You are viewing a plain text version of this content. The canonical link for it is here.
Posted to users@tomcat.apache.org by Marco Tedone <mt...@jemos.org> on 2003/09/05 00:32:14 UTC
[OT] Realizing a search functionality
Hi, I must admit that I don't know anything about how to realize a search
functionality. The only thing that I know is that most sites have a search
functionality which, when searching for something, return a list of links
more or less involved in the search string.
The only things I know are:
1) An index of the web site contents should be created somehow
2) The search 'action' (I'm talking in Struts terms, but I think it could be
anything) should interact with this index to match the required string
3) A list (which form does it assume) containing all the links related to
the query string should be created, eventually read and displayed to the
client
Did anyone of you realized succesfully a search functionality in its site?
Could you please address me towards some good software (possibly
open-source, possibly Jakarta, possibly java-oriented) and patterns to use
to realize a search functionality?
Many thanks,
Marco
Re: [OT] Realizing a search functionality
Posted by Marco Tedone <mt...@jemos.org>.

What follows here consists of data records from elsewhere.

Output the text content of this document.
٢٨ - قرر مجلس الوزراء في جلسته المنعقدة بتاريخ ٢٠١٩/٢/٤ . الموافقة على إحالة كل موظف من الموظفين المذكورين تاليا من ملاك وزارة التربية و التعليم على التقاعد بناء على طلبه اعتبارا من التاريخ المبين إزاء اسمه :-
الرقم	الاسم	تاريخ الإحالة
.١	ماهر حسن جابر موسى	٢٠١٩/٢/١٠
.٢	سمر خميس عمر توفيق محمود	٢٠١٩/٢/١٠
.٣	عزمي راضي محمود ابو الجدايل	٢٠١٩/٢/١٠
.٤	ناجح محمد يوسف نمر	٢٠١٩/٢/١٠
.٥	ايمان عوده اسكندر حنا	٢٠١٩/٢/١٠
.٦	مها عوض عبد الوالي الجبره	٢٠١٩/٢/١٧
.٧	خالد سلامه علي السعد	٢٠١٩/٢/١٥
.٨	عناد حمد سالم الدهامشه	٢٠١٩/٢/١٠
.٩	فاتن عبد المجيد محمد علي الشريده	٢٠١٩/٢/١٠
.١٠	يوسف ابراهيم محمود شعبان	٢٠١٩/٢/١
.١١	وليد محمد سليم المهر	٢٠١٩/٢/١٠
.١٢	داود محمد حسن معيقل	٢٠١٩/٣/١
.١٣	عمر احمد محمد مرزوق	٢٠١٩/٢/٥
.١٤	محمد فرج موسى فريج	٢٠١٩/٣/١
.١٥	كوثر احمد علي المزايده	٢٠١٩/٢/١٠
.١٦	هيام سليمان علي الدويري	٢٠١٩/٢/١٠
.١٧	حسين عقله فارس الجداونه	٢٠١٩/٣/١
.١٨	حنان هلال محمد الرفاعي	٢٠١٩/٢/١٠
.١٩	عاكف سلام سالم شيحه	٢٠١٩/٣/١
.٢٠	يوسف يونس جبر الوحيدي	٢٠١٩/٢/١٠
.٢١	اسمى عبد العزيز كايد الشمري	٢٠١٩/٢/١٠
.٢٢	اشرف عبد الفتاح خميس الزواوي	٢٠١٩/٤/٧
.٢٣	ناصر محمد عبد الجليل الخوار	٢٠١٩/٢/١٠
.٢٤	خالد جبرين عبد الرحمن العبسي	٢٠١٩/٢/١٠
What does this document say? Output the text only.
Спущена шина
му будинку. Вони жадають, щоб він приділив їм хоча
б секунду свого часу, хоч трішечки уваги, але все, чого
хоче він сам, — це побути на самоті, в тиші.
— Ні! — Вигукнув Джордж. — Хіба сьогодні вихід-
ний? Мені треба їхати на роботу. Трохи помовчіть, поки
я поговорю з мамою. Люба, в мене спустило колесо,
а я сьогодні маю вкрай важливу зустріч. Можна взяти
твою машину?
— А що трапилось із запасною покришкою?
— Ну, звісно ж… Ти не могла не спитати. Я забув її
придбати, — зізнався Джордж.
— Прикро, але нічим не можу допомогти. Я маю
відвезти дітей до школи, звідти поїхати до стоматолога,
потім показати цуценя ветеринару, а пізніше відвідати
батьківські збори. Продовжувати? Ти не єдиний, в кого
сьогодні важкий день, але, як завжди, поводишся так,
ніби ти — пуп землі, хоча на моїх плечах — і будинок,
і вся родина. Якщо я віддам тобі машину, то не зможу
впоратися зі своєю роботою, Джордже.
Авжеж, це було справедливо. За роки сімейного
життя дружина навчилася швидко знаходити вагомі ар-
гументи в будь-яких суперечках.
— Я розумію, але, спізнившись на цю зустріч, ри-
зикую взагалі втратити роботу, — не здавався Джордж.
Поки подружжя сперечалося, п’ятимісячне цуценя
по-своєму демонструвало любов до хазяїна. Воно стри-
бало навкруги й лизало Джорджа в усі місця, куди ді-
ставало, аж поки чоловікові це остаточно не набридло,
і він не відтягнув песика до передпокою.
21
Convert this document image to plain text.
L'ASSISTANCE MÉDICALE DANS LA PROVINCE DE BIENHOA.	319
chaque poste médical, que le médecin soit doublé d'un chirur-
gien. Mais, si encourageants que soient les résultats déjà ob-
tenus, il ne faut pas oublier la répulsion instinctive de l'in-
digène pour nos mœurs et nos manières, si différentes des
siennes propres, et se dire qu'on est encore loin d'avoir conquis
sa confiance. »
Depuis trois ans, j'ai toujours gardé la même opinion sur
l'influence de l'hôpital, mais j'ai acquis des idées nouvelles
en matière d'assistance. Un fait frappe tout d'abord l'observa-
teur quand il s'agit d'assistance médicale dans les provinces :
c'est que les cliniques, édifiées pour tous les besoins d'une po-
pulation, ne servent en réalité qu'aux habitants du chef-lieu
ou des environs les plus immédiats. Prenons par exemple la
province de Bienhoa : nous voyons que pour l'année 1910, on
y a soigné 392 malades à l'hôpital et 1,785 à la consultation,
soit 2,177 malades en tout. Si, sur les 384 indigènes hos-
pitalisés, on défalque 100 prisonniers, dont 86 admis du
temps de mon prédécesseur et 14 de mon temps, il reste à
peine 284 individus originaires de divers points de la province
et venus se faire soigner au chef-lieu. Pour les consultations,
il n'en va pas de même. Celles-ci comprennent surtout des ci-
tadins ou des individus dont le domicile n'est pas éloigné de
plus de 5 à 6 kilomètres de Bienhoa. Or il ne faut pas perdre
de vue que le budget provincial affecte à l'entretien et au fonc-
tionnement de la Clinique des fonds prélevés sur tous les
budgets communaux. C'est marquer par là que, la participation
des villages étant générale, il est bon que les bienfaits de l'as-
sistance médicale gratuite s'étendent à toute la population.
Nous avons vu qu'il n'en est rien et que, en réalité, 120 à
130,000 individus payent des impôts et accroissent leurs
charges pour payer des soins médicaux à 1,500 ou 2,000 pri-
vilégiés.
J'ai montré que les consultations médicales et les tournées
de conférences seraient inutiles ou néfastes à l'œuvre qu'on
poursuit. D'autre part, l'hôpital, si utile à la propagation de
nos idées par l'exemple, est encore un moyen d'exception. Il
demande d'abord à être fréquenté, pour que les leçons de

Sorry....I found Jakarta Lucene....I'll work on it :)
Marco
----- Original Message -----
From: "Marco Tedone" <mt...@jemos.org>
To: "Tomcat Users List" <to...@jakarta.apache.org>
Sent: Thursday, September 04, 2003 11:32 PM
Subject: [OT] Realizing a search functionality
> Hi, I must admit that I don't know anything about how to realize a search
> functionality. The only thing that I know is that most sites have a search
> functionality which, when searching for something, return a list of links
> more or less involved in the search string.
>
> The only things I know are:
>
> 1) An index of the web site contents should be created somehow
> 2) The search 'action' (I'm talking in Struts terms, but I think it could
be
> anything) should interact with this index to match the required string
> 3) A list (which form does it assume) containing all the links related to
> the query string should be created, eventually read and displayed to the
> client
>
> Did anyone of you realized succesfully a search functionality in its site?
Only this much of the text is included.